Entre as formas de vigilância mais sofisticadas, incluem-se o software de reconhecimento facial para monitorizar a expressão e humor das equipas quando trabalham, a rastreabilidade de localização em veículos da empresa, computadores ou telefones, verificações de segurança e bagagem ao entrar e sair do local de trabalho, utilização de cartões de acesso para monitorizar e registar a localização dos funcionários num determinado sítio da empresa e o tempo despendido, ou a utilização de dispositivos móveis e portáteis para monitorizar a localização e os movimentos dos funcionários no local de trabalho.

No entanto, quando a monitorização do local de trabalho é justificada e realizada de maneira justa, pode proteger a saúde, a segurança e evitar a discriminação dos trabalhadores, além de melhorar as práticas comerciais. Quando utilizada de forma inadequada ou imprópria, torna-se sintomático a falta de confiança do empregador na equipa, o que, por sua vez, pode conduzir à desmoralização e criar desconforto no ambiente de trabalho. A vigilância excessiva também pode ser intrusiva e interferir nos direitos básicos das pessoas à privacidade e à dignidade no trabalho.

No ano passado, estudos do Gartner revelaram que mais de 50% das 239 grandes empresas pesquisadas nos EUA utilizavam técnicas de monitorização “não tradicionais”, incluindo o exame minucioso de quem está se está a encontrar com quem; analisar o texto de e-mails e mensagens de social media; examinar conversas telefónicas, reunir dados genéticos, entre outros, prevendo-se que esse número de ações de vigilância aumente nos próximos anos. Curiosamente, estudos demonstraram também uma certa apatia por parte dos empregados relativamente à questão da vigilância e uma aceitação global da força de trabalho. Se, há uns anos, a Gartner descobriu que apenas 10% dos funcionários estavam confortáveis com a rastreabilidade de dados pessoais realizadas pela empresa a que pertenciam, em 2018 essa percentagem subiu 30%, e aumenta para 50% quando as organizações explicam o motivo pelo qual exercem a vigilância.

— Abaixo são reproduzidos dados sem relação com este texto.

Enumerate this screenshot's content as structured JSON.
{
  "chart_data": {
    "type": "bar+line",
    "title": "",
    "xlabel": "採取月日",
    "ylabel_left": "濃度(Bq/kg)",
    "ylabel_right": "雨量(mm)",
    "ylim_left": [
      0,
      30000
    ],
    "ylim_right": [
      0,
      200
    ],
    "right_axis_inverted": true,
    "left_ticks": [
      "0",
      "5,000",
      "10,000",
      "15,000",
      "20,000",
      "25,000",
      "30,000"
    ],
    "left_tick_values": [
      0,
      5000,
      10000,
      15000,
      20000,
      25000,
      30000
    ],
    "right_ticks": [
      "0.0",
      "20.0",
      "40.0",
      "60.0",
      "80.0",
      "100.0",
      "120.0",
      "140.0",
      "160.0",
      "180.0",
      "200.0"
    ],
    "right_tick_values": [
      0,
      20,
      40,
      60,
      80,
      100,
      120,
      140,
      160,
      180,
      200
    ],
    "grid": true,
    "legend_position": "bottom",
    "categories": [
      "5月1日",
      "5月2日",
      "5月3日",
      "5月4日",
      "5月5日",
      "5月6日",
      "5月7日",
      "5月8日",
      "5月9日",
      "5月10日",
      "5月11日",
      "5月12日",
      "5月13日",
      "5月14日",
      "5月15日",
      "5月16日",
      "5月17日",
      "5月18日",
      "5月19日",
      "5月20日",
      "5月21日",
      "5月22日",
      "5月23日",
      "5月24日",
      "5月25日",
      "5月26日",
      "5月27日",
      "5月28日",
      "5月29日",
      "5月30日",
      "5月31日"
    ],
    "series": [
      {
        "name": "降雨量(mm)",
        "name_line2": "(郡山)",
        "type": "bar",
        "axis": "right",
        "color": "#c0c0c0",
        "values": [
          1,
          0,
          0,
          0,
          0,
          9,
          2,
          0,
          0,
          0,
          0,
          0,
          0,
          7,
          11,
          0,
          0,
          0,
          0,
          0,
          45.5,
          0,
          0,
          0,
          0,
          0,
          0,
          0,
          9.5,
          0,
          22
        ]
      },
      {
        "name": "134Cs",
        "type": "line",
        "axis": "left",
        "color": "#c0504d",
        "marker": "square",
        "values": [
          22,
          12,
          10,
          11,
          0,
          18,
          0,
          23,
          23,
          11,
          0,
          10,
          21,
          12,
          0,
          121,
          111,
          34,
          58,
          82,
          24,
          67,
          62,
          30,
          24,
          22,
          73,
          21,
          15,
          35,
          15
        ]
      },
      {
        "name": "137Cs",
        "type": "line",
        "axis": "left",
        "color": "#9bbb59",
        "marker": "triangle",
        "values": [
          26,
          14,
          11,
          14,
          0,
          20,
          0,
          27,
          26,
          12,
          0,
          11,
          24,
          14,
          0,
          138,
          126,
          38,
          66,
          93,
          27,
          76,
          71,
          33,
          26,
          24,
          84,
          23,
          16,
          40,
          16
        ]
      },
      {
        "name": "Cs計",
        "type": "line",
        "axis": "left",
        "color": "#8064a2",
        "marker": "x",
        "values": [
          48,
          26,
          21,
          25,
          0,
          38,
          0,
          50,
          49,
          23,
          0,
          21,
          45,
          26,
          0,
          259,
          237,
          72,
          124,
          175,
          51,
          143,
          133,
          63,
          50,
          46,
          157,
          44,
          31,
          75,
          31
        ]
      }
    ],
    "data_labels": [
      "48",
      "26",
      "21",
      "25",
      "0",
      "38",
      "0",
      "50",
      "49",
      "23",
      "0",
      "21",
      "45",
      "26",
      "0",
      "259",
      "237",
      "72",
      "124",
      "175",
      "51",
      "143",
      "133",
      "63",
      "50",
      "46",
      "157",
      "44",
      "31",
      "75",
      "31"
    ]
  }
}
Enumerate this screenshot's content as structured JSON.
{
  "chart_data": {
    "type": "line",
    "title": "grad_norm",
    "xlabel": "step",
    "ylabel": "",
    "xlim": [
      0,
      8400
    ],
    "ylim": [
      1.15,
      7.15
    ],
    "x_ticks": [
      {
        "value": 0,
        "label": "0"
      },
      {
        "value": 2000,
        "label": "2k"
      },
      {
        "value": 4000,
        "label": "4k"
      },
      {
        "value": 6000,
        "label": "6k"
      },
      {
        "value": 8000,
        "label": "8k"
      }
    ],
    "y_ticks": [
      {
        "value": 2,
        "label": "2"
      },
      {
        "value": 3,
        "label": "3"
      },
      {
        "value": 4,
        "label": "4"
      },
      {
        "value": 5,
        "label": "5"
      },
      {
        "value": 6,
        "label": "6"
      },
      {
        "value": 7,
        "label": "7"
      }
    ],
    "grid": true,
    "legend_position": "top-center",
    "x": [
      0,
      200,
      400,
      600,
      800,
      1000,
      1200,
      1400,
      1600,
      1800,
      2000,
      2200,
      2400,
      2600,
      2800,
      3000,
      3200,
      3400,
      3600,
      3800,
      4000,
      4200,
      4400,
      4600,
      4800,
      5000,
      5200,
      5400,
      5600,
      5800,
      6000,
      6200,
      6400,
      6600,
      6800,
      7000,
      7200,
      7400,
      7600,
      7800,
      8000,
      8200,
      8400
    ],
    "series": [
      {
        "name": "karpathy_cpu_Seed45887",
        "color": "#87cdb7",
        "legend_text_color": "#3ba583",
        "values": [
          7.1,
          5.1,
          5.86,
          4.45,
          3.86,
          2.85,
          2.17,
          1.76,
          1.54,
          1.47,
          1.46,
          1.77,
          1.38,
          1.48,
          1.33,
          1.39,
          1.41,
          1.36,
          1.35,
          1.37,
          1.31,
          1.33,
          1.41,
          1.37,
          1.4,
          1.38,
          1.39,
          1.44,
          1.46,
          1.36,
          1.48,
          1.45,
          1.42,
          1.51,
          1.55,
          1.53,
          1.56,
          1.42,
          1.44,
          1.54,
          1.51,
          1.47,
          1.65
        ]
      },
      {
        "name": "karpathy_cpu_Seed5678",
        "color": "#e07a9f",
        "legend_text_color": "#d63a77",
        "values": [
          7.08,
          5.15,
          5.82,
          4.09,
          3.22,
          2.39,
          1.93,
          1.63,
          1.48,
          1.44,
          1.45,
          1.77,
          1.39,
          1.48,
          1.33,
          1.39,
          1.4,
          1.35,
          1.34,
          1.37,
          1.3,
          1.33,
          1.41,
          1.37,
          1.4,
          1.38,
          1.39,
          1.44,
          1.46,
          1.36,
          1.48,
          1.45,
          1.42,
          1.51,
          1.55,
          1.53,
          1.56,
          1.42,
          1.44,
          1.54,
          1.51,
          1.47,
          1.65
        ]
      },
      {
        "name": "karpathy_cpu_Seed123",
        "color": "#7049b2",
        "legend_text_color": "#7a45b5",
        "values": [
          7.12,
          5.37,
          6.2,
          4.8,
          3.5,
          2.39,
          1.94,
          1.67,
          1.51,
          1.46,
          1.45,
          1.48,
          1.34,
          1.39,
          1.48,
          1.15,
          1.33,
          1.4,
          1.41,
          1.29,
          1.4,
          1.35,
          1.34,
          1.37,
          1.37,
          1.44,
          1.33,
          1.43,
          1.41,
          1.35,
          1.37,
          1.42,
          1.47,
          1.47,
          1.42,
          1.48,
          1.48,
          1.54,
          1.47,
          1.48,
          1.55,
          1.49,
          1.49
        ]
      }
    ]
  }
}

Uma das razões dessa aceitação pode estar no facto de se viver uma certa “dessensibilização digital”, especialmente no caso dos millenials, uma geração que cresceu no digital e representa atualmente uma fatia interessante do mercado de trabalho.
A preocupação radica, essencialmente, no perigo da vigilância não regulamentada que possa levar a um aumento da discriminação nas organizações, uma situação que está protegida pela lei de proteção de dados, recentemente reforçada pelo Regulamento Geral de Proteção de Dados (GDPR), o qual coloca limites significativos sobre quando e como os empregadores devem usar as novas tecnologias para monitorizar os seus funcionários no local de trabalho.

É um facto que a vigilância acontece agora nas empresas, prevendo-se que continue a aumentar. Os trabalhadores podem gostar, ou não. Por isso, garantir que as tecnologias sejam introduzidas com o consentimento dos trabalhadores, pode contribuir para maior harmonização das equipas no local de trabalho.